In 231, when Zhuge Liang launched his fourth invasion of Wei, Cao Rui ordered Sima Yi and Zhang He to lead Wei forces west to counter the invasion. When Zhang He's army arrived in Lueyang County, Zhuge Liang retreated to Mount Qi (the mountainous regions around present-day Li County, Gansu) to defend his position. When Sima Yi ordered Zhang He to pursue the enemy, Zhang He refused and said that according to classical military doctrine, they should not pursue an enemy force returning to its base. Sima Yi insisted, so Zhang He had no choice but to pursue the retreating Shu forces. He fell into an ambush at Mumen Trail (木門道; near present-day Mumen Village, Mudan Town, Qinzhou District, Tianshui, Gansu) and died after a stray arrow hit him in the thigh. Cao Rui granted him the posthumous title "Marquis Zhuang" (壯侯), which literally means "robust marquis".

==Family==
Zhang He had four sons, who were all enfeoffed as marquises by Cao Rui in recognition of their father's contributions to Wei. The eldest, Zhang Xiong (張雄), inherited his father's title and became the next Marquis of Mao (鄚侯). The youngest son, whose name is unknown, received the peerage of a Secondary Marquis (關內侯).

==Appraisal==
Zhang He was described to be a resourceful and proficient military leader who was well versed in geography and capable of making accurate predictions about war situations, to the point where even Zhuge Liang was wary of him.
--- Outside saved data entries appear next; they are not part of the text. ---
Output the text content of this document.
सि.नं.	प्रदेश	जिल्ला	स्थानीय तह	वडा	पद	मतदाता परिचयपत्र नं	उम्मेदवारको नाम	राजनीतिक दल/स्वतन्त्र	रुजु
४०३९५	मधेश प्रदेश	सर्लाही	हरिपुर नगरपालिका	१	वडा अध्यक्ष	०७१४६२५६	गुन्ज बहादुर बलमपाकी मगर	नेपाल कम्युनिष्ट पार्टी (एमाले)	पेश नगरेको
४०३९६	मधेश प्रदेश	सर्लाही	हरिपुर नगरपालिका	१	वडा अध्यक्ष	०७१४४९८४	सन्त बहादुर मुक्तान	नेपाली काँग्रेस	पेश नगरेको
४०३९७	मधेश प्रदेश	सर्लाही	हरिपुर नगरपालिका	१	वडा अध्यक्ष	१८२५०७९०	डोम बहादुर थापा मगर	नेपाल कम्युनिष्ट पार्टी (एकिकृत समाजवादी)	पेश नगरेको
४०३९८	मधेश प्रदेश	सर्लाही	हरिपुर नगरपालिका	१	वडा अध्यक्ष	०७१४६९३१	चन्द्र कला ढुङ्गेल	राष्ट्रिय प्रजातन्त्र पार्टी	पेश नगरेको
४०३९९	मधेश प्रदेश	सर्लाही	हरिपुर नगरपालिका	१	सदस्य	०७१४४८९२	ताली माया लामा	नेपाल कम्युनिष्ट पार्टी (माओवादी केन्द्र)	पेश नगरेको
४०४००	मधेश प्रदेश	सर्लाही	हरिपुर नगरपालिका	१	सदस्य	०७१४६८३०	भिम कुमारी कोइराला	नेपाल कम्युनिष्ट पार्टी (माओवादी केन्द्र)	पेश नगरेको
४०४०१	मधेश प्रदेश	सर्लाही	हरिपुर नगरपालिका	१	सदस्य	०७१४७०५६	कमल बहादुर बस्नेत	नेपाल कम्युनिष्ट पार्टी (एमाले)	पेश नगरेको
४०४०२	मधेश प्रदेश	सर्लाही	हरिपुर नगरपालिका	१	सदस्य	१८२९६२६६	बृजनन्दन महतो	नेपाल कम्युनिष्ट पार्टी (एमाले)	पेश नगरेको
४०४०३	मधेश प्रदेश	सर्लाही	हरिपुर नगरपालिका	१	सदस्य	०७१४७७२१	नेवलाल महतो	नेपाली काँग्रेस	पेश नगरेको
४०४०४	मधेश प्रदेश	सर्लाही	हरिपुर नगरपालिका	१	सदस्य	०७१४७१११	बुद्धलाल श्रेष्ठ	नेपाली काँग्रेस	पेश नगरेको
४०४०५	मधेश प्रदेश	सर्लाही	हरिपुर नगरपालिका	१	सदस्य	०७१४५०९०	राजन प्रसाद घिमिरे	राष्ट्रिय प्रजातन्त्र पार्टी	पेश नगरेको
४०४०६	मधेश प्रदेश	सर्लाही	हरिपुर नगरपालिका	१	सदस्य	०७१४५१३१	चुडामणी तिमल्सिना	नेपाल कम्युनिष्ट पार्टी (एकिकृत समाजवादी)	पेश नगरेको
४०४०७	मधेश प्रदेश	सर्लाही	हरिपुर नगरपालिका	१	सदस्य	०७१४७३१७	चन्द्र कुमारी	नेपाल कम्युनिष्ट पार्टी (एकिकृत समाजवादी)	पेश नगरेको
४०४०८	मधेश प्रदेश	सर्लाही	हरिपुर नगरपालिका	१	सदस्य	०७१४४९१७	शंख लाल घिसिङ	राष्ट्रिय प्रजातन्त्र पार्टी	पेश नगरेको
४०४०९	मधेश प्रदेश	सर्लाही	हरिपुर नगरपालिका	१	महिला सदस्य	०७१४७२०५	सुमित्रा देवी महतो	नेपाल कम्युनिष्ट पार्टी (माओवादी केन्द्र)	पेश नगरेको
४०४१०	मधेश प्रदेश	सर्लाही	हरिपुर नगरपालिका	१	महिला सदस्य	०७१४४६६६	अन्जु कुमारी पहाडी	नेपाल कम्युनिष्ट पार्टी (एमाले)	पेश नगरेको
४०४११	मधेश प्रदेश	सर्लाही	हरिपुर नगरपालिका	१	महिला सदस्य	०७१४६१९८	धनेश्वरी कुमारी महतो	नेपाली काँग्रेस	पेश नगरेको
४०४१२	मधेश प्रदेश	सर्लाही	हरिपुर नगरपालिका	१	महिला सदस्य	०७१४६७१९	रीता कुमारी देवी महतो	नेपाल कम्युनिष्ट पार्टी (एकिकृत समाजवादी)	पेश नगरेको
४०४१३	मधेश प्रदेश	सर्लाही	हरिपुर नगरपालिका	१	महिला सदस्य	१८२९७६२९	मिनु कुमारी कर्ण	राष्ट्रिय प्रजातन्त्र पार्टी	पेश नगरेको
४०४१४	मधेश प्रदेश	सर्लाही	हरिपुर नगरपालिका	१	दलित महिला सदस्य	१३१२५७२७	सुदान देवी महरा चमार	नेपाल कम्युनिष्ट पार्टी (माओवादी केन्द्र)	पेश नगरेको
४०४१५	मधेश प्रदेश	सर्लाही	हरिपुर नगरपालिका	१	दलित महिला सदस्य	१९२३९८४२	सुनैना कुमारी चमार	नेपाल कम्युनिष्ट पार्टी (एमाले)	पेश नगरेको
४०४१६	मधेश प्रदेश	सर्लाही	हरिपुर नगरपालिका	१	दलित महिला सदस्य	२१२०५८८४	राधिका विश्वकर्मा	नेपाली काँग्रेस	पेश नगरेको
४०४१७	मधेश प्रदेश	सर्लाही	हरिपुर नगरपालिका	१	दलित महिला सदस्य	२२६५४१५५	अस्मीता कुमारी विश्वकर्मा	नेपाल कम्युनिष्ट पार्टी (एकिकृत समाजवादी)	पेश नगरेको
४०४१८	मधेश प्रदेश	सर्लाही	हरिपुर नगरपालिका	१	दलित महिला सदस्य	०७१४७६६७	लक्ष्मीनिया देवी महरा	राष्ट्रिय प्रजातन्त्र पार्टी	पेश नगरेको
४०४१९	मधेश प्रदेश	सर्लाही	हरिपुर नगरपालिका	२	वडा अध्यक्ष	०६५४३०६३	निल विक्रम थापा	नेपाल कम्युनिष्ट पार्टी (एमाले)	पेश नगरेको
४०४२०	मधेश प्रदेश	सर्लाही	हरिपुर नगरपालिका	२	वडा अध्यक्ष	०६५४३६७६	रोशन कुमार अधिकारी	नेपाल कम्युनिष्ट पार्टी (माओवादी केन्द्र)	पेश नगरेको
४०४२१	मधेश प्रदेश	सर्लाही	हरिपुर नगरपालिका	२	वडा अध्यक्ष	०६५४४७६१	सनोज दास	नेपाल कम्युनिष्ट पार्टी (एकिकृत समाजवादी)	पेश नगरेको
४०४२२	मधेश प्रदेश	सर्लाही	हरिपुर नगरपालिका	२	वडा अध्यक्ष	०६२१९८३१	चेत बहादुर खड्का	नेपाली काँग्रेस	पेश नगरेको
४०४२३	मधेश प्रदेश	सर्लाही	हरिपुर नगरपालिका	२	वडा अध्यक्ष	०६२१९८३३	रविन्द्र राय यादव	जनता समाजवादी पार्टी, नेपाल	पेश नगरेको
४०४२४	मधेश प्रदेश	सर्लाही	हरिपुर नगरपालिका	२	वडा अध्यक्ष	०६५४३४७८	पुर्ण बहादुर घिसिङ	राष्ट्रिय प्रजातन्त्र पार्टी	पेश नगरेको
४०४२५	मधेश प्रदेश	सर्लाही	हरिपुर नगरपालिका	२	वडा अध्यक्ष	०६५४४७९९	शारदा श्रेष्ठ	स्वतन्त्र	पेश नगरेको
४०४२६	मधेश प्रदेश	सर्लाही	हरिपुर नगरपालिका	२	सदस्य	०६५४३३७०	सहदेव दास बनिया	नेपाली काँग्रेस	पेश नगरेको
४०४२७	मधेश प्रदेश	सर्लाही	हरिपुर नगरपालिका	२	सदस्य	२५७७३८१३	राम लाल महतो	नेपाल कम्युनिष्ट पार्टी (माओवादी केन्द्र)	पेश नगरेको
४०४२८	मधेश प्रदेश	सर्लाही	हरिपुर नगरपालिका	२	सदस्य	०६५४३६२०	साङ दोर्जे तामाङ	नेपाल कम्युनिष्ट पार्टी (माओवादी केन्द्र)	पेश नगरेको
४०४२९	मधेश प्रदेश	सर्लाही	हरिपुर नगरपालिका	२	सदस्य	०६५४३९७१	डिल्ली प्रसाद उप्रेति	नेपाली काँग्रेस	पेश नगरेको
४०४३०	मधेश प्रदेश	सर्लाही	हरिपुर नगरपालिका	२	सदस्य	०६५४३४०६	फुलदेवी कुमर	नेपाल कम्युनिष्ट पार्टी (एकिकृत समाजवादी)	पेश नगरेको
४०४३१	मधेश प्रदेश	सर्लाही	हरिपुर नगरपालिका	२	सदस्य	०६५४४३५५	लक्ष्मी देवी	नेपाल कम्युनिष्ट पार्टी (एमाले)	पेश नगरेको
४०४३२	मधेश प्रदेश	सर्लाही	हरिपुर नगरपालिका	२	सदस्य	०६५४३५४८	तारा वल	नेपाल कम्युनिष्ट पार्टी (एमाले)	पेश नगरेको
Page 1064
Even though he served in the military, he highly respected Confucian scholars. He once recommended Bei Zhan (卑湛), a learned scholar who was known for his good moral conduct and who was from the same hometown as him, to serve in the Wei government. Cao Rui accepted Zhang He's suggestion and appointed Bei Zhan as an Academician (博士). He also issued an imperial decree to praise Zhang He for not only defending Wei's borders, but also showing concern for the internal preservation of Wei.

==In popular culture==

Zhang He is a playable character in Koei's Dynasty Warriors and Warriors Orochi video game series. He also appears in all instalments of Koei's Romance of the Three Kingdoms strategy game series.

In the collectible card game Magic: The Gathering there is a card named "Zhang He, Wei General" in the Portal Three Kingdoms set.

He appears as a unique character in Total War: Three Kingdoms.